Explaining ‘ABX index’

By way of example, if the ADX Index rises, it indicates that there is less risk associated with subprime mortgages and vice versa. It was developed by Markit and is of particular importance to investors who are interested in subprime mortgages. Subprime mortgages are mortgages that are granted to consumers who have poor or no credit history.

‘ABX index’ FAQ

What does RMBS stand for?

Residential Mortgage Backed Securities (RMBS) are a special sort of bond that is secured by a huge pool of residential mortgages, which are sold to investors (home loans). However, instead of a small number of loans, RMBS notes often consist of hundreds or thousands of home loans grouped together.

What are subprime mortgages and why were they utilized?
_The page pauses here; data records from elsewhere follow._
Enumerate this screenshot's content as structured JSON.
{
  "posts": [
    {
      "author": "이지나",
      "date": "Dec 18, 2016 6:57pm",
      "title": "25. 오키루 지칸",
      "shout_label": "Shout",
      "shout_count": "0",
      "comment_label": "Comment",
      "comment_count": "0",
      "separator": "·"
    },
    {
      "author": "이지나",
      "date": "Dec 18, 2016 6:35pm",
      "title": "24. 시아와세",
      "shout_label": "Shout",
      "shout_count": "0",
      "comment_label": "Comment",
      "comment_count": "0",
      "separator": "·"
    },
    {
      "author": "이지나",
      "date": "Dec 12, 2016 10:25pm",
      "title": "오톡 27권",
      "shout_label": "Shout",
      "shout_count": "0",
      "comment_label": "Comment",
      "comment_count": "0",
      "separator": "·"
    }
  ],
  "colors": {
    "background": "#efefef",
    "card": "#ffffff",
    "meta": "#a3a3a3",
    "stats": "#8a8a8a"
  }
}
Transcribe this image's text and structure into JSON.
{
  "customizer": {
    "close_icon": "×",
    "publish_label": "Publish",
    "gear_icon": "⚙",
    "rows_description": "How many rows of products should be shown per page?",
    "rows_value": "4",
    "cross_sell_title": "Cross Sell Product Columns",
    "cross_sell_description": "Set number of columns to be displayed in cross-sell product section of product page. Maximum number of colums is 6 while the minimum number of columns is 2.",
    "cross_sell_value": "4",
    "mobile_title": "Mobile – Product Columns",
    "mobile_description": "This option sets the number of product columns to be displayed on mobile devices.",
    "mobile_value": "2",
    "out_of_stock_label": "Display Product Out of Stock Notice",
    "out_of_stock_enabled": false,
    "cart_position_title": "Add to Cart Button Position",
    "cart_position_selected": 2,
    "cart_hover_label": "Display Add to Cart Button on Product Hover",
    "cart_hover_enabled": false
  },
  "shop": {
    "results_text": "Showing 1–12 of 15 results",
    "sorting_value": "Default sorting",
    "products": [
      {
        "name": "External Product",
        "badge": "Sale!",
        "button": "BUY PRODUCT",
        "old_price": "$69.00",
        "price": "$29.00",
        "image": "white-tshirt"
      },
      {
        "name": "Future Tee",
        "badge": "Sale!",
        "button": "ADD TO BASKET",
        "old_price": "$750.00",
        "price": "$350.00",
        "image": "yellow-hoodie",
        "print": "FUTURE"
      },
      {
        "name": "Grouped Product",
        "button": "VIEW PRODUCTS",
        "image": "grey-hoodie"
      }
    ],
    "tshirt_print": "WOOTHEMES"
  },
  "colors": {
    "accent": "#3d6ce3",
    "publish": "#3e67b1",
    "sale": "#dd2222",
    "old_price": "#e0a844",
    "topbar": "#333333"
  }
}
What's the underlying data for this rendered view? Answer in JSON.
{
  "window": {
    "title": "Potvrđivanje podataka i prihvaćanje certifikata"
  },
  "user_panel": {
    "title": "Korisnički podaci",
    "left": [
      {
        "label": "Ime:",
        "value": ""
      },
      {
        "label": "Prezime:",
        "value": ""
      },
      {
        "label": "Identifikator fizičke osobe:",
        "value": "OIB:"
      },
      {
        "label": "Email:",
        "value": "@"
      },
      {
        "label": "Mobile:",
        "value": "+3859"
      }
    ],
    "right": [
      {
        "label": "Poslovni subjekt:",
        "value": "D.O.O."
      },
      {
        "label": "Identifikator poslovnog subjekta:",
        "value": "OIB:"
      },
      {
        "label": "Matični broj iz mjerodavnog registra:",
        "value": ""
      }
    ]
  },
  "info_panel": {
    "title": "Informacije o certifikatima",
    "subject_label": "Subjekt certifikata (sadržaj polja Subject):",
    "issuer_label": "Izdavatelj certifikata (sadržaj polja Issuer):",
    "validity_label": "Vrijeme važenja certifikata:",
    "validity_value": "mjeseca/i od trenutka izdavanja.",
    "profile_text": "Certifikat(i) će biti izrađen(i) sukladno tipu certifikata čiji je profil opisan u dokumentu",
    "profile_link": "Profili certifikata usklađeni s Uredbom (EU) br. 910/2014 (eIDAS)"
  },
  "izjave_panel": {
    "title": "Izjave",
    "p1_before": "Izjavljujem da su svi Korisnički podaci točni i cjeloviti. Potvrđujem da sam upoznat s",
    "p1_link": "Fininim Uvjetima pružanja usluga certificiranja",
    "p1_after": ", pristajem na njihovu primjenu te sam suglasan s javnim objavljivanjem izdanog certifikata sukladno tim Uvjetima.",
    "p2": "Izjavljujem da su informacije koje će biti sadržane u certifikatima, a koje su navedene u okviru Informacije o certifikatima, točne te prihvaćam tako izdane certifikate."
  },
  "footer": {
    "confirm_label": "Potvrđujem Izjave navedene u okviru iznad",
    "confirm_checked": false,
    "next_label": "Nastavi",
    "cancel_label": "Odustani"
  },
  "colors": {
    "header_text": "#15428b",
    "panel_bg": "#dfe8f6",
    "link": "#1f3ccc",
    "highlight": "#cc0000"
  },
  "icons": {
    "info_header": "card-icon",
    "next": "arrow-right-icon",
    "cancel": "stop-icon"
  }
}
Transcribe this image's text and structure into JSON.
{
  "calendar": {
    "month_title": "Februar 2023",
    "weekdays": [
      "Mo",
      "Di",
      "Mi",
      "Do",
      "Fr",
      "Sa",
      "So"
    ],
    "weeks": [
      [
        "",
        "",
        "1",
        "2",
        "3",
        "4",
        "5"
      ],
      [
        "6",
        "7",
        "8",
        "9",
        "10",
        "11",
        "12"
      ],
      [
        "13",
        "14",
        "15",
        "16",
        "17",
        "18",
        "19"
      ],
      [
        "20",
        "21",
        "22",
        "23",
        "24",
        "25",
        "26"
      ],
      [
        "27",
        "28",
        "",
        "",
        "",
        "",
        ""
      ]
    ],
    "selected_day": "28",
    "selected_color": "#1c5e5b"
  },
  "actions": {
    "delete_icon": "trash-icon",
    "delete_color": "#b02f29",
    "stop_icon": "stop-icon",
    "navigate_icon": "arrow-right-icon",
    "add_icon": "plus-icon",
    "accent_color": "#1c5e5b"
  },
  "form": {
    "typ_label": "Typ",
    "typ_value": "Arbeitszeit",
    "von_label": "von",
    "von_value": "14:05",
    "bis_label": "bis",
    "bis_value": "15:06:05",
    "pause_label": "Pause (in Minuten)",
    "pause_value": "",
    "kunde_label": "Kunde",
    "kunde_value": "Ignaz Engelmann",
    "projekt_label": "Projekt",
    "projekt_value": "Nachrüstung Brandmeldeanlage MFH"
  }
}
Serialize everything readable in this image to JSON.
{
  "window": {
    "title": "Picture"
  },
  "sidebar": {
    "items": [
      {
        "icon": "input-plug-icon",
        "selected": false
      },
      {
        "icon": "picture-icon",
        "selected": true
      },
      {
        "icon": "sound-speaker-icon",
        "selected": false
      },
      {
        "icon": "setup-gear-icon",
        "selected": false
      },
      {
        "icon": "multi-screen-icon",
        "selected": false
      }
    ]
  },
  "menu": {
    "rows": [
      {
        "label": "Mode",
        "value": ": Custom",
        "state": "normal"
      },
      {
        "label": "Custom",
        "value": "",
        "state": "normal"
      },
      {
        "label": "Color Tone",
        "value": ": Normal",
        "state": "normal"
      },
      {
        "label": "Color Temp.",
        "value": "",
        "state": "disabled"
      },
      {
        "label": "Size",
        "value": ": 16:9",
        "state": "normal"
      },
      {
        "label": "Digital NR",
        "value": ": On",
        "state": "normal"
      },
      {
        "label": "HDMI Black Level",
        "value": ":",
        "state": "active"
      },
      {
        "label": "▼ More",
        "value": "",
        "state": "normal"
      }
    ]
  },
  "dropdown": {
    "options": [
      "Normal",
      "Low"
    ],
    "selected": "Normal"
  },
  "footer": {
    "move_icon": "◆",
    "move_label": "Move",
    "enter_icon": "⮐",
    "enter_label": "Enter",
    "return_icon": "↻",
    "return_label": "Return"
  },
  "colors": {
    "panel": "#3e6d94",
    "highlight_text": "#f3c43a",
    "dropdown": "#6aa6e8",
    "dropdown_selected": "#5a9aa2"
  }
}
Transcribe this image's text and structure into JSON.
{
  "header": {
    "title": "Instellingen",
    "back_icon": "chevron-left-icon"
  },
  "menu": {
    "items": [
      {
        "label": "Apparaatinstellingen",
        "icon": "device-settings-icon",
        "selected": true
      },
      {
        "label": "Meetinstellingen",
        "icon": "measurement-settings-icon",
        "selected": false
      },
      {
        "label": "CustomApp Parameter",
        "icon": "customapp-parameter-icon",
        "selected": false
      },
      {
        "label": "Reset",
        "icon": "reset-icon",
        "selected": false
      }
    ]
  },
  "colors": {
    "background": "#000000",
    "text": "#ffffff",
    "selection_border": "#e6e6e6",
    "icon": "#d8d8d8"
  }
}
A subprime mortgage is a type of loan that is typically offered to customers who have poor credit histories. Lending institutions frequently charge interest on subprime mortgages at a significantly higher rate than they do on prime mortgages in order to compensate for the greater risk they are taking on.

What is CMBS and RMBS?

A variety of mortgage-backed securities (MBS) are available, the most common of which are commercial mortgage-backed securities (CMBS) and residential mortgage-backed securities (RMBS) (RMBS). While commercial mortgage-backed securities (CMBS) are backed by big commercial loans, referred to as CMBS or conduit loans, residential mortgage-backed securities (RMBS) are backed by residential mortgages, which are often for single-family houses.